The output is going to be in the files part-r-0000* inside the out folder. If you're not using HDFS, that folder has been created in the folder from which you launched the command.
Note that there's only one file part-r-00000; this is because by default Hadoop uses a single reducer. If you want to use multiple reducers (say 2), then you can modify the previous command to:
hadoop jar ${HADOOP_INSTALL}/hadoop-*examples*.jar wordcount -D mapred.reduce.tasks=2 pg2489.txt out  If you are not using HDFS, you can print the output content as follows: cat out/part-r-00000  If you are using HDFS, you can use the following command: hadoop fs -cat out/part-r-00000  Alternatively, you can copy the output folder to your local file-system: hadoop fs -copyToLocal out .  #### References #### 6 comments: 1. Thanks for your post it was a great write-up, especially for so many different platforms. I had some problems getting this to work on MacOS 10.9, here are some of the steps that I had to change to get it to work: - in hadoop-env.sh changed export JAVA_HOME=$(/usr/libexec/java_home)

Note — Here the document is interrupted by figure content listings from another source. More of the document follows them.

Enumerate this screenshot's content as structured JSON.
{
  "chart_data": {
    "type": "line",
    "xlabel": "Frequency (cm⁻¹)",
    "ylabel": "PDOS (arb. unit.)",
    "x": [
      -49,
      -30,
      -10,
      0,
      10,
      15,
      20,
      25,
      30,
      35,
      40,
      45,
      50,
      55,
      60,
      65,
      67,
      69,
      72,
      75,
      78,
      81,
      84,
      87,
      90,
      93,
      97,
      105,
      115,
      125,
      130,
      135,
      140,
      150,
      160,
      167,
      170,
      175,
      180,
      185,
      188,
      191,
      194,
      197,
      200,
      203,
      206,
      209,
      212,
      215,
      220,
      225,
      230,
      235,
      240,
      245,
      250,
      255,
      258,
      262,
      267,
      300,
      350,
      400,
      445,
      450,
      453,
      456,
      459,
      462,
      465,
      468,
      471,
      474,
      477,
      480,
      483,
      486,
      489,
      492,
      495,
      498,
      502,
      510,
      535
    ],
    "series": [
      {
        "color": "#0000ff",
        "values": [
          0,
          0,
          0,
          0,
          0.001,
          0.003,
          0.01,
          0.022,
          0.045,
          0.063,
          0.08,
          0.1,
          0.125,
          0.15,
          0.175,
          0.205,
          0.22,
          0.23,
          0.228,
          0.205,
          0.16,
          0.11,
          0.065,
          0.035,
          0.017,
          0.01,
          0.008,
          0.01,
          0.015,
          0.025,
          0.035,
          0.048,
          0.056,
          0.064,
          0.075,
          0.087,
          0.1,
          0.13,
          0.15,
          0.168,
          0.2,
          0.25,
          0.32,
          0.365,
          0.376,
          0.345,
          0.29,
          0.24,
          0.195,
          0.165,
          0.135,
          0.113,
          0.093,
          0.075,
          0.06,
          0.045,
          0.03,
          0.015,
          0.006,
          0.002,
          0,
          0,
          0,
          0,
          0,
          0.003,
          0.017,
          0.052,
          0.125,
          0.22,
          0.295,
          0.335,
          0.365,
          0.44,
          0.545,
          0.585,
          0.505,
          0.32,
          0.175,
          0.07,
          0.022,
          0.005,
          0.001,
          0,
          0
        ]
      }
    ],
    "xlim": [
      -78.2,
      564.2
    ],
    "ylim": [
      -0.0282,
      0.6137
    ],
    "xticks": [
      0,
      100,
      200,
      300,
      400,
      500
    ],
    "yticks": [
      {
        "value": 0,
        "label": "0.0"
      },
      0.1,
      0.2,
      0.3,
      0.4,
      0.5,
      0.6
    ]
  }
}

This got rid of the errors and warnings and I was able to run sample examples. I also noted that many have increased the heap, I did this just to be safe in hadoop-env.sh:
# The maximum amount of heap to use, in MB. Default is 1000.

2. As we also follow this blog along with attending hadoop online training center, our knowledge about the hadoop increased in manifold ways. Thanks for the way information is presented on this blog.

3. As we also follow this blog along with attending hadoop online training center, our knowledge about the hadoop increased in manifold ways. Thanks for the way information is presented on this blog.

4. I just stumbled upon your blog and wanted to say that I have really enjoyed reading your blog posts. Any way I’ll be subscribing to your feed and I hope you post again soon.
Home Spa Services in Mumbai

5. Thank you for sharing such a nice and interesting blog with us. I have seen that all will say the same thing repeatedly. But in your blog, I had a chance to get some useful and unique information. I would like to suggest your blog in my dude circle.
Invisalign Treatment In Chennai

6. Very nice post here and thanks for it .I always like and such a super contents of these post.Excellent and very cool idea and great content of different kinds of the valuable information's.